Friday, 21 November 2008

Invalid XML Characters

Consuming third party web services is usually a very straight forward task, and most of the time they work without a problem. However, every now and again one comes along that is quite happy to return data containing invalid XML characters and causes Axis to throw an exception and cease processing in complete disgust. The ideal solution is to get the third party to fix their web service but sometimes this is not possible. I had once such problem the other week when consuming a web service provided by Microsoft SharePoint. It was not possible to alter the web service or fix the underlying data that was causing the problem so I had to deal with the problem client end. To do this I took advantage of Axis' custom handlers. With handlers you can insert code into the Axis chain and obtain a handle to the input stream allowing you to alter the contents before passing it back into the chain where processing continues as normal.

The easiest way to create a new handler is to extend BasicHandler and implement the invoke method. The following example does just that and removes all &#nnn; entities from the XML.

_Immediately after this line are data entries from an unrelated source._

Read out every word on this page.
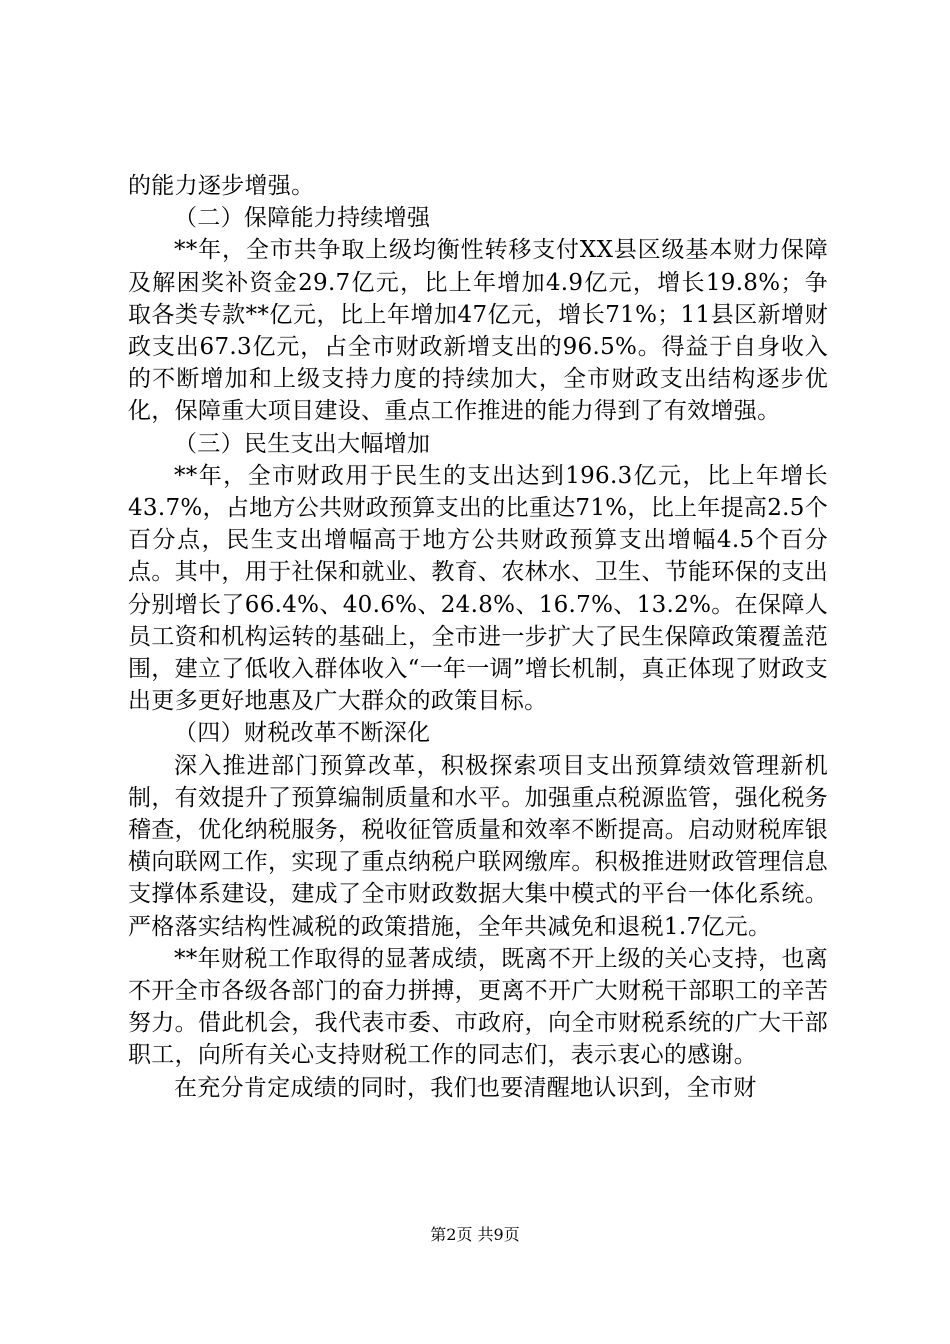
的能力逐步增强。

（二）保障能力持续增强

**年，全市共争取上级均衡性转移支付XX县区级基本财力保障及解困奖补资金29.7亿元，比上年增加4.9亿元，增长19.8%；争取各类专款**亿元，比上年增加47亿元，增长71%；11县区新增财政支出67.3亿元，占全市财政新增支出的96.5%。得益于自身收入的不断增加和上级支持力度的持续加大，全市财政支出结构逐步优化，保障重大项目建设、重点工作推进的能力得到了有效增强。

（三）民生支出大幅增加

**年，全市财政用于民生的支出达到196.3亿元，比上年增长43.7%，占地方公共财政预算支出的比重达71%，比上年提高2.5个百分点，民生支出增幅高于地方公共财政预算支出增幅4.5个百分点。其中，用于社保和就业、教育、农林水、卫生、节能环保的支出分别增长了66.4%、40.6%、24.8%、16.7%、13.2%。在保障人员工资和机构运转的基础上，全市进一步扩大了民生保障政策覆盖范围，建立了低收入群体收入“一年一调”增长机制，真正体现了财政支出更多更好地惠及广大群众的政策目标。

（四）财税改革不断深化

深入推进部门预算改革，积极探索项目支出预算绩效管理新机制，有效提升了预算编制质量和水平。加强重点税源监管，强化税务稽查，优化纳税服务，税收征管质量和效率不断提高。启动财税库银横向联网工作，实现了重点纳税户联网缴库。积极推进财政管理信息支撑体系建设，建成了全市财政数据大集中模式的平台一体化系统。严格落实结构性减税的政策措施，全年共减免和退税1.7亿元。

**年财税工作取得的显著成绩，既离不开上级的关心支持，也离不开全市各级各部门的奋力拼搏，更离不开广大财税干部职工的辛苦努力。借此机会，我代表市委、市政府，向全市财税系统的广大干部职工，向所有关心支持财税工作的同志们，表示衷心的感谢。

在充分肯定成绩的同时，我们也要清醒地认识到，全市财

第2页 共9页
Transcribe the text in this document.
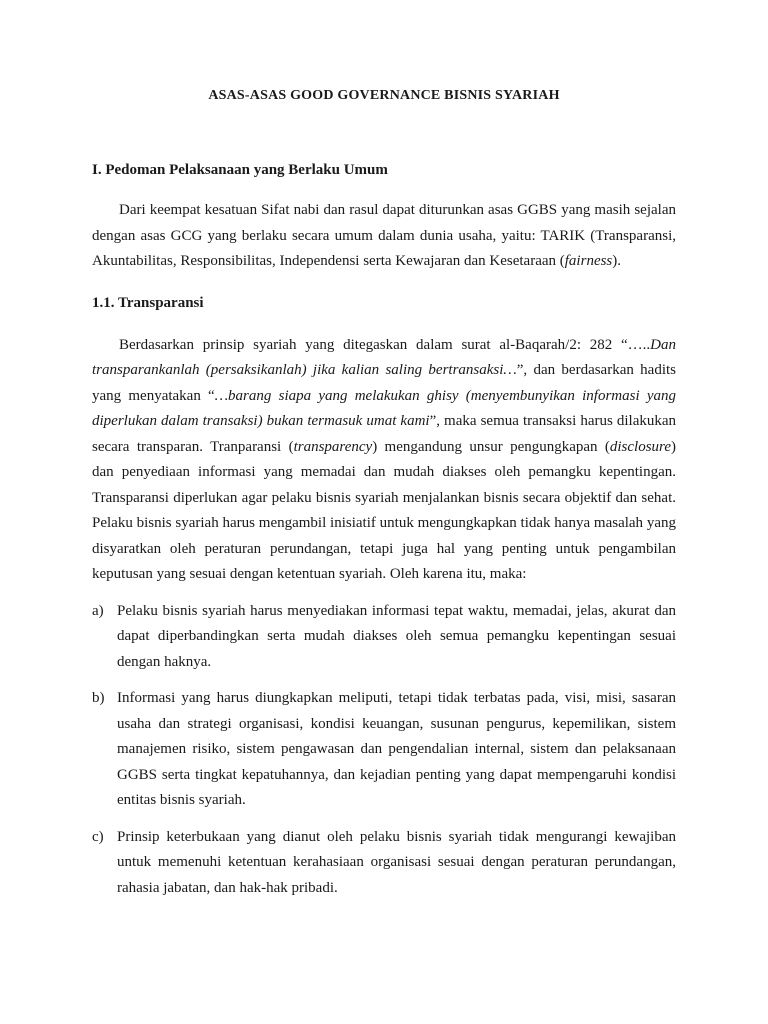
ASAS-ASAS GOOD GOVERNANCE BISNIS SYARIAH
I. Pedoman Pelaksanaan yang Berlaku Umum

Dari keempat kesatuan Sifat nabi dan rasul dapat diturunkan asas GGBS yang masih sejalan dengan asas GCG yang berlaku secara umum dalam dunia usaha, yaitu: TARIK (Transparansi, Akuntabilitas, Responsibilitas, Independensi serta Kewajaran dan Kesetaraan (fairness).

1.1. Transparansi

Berdasarkan prinsip syariah yang ditegaskan dalam surat al-Baqarah/2: 282 “…..Dan transparankanlah (persaksikanlah) jika kalian saling bertransaksi…”, dan berdasarkan hadits yang menyatakan “…barang siapa yang melakukan ghisy (menyembunyikan informasi yang diperlukan dalam transaksi) bukan termasuk umat kami”, maka semua transaksi harus dilakukan secara transparan. Tranparansi (transparency) mengandung unsur pengungkapan (disclosure) dan penyediaan informasi yang memadai dan mudah diakses oleh pemangku kepentingan. Transparansi diperlukan agar pelaku bisnis syariah menjalankan bisnis secara objektif dan sehat. Pelaku bisnis syariah harus mengambil inisiatif untuk mengungkapkan tidak hanya masalah yang disyaratkan oleh peraturan perundangan, tetapi juga hal yang penting untuk pengambilan keputusan yang sesuai dengan ketentuan syariah. Oleh karena itu, maka:

a) Pelaku bisnis syariah harus menyediakan informasi tepat waktu, memadai, jelas, akurat dan dapat diperbandingkan serta mudah diakses oleh semua pemangku kepentingan sesuai dengan haknya.
b) Informasi yang harus diungkapkan meliputi, tetapi tidak terbatas pada, visi, misi, sasaran usaha dan strategi organisasi, kondisi keuangan, susunan pengurus, kepemilikan, sistem manajemen risiko, sistem pengawasan dan pengendalian internal, sistem dan pelaksanaan GGBS serta tingkat kepatuhannya, dan kejadian penting yang dapat mempengaruhi kondisi entitas bisnis syariah.
c) Prinsip keterbukaan yang dianut oleh pelaku bisnis syariah tidak mengurangi kewajiban untuk memenuhi ketentuan kerahasiaan organisasi sesuai dengan peraturan perundangan, rahasia jabatan, dan hak-hak pribadi.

package org.bensjavaspot.handlers;

import java.io.ByteArrayInputStream;
import java.io.IOException;
import java.util.regex.Matcher;
import java.util.regex.Pattern;
import javax.xml.soap.SOAPException;
import javax.xml.transform.stream.StreamSource;
import org.apache.axis.AxisFault;
import org.apache.axis.Message;
import org.apache.axis.MessageContext;
import org.apache.axis.handlers.BasicHandler;
import org.apache.commons.logging.Log;
import org.apache.commons.logging.LogFactory;
import org.apache.axis.SOAPPart;

/**
* Custom Axis handler that allows us to intercept the incoming input stream and
* remove any bad characters before passing it back into the chain.
*
* @author Ben Hills
*/
public class SOAPCleanerHandler extends BasicHandler
{

private static final Log log = LogFactory.getLog(SOAPCleanerHandler.class);

public void invoke(MessageContext mtx) throws AxisFault {

/* Get the SOAP Message */
Message message = mtx.getResponseMessage();

if (message != null) {
try {
/* Message normally consists of single part and optionally attachments. We just need the main part */
SOAPPart part = (org.apache.axis.SOAPPart) message.getSOAPPart();

/* Get the source */
StreamSource source = (StreamSource) part.getContent();

/* Get the input XML as a string */
String messageAsString = message.getSOAPPartAsString();

/* Regexp utils need a StringBuffer so create new one with input string */
StringBuffer out = new StringBuffer(messageAsString);

/* Create regular expresion to remove all &#nnn; type entities */
Pattern pat = Pattern.compile("&#[0-9]*;");

Matcher matcher = pat.matcher(out.toString());
StringBuffer sb = new StringBuffer();

/* Replace each match found with a single space */
while (matcher.find()) {
matcher.appendReplacement(sb, " ");
}

matcher.appendTail(sb);

/* Convert back to byte array using the correct encoding */
ByteArrayInputStream b = new ByteArrayInputStream(sb.toString().getBytes(part.getEncoding()));

/* Pass input stream back in to chain */
source.setInputStream(b);

/* Set it again */
part.setContent(source);

}
catch (SOAPException ex) {
log.error("Failed to get and set source", ex);
}
catch (IOException ex) {
log.error("Error reading input stream", ex);
}
}
}
}

You can download the source code here

Once we have created our handler we need to instruct Axis to insert it into the response chain. This is achieved by adding an entry into the Axis client-config.wsdd file

<globalConfiguration >
<responseFlow >
<handler type="java:org.bensjavaspot.handlers" />
</responseFlow >
</globalConfiguration >


And that's it!